I recently picked up my copy of A Summer of Hummingbirds: Love, Art, and Scandal in the Intersecting Worlds of Emily Dickinson, Mark Twain, Harriet Beecher Stowe, and Martin Johnson Heade by Christopher Benfey after having abandoned it in in the midst of Mark Twain's visit to Chillon. Bored with Byron I guess. Anyway, this time I skipped to the next chapter "Birds of Passage". It's got lots of quotes from Twain's account of Nicaragua, including this wonderful bird description: "a prodigiously tall bird that had a long beak like a powder horn, and curved its neck into an S, and stuck its long legs straight out behind like a steering oar when it flew." What could that be?

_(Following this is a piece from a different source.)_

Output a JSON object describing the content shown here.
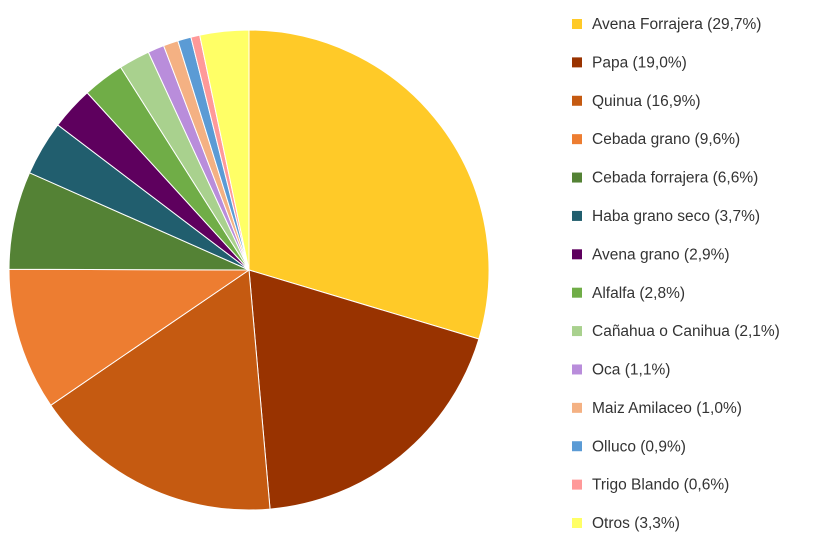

I flipped to the footnote, which only gave the source of the quote, not the identity of the bird. The wheels of my mind began to turn. OK, sounds kinda like a stork of some sort with the long legs but wood storks fly with the neck extended, not curved. What other stork-like bird would be found in Nicaragua? I looked up a list of birds of Nicaragua. Bingo. Gotta be a jabiru. That's a stork with a curved neck and very long legs.
Next step: Google images. Yup. First hit on jabiru shows it in flight. Twain's description is spot on! Five feet is indeed "prodigiously tall" for a bird. Not so much for a human. I'm only 3/4 of an inch taller than the "prodigiously tall" jabiru.
Gotta get me to Nicaragua or Belize or someplace down there to see a jabiru in the flesh.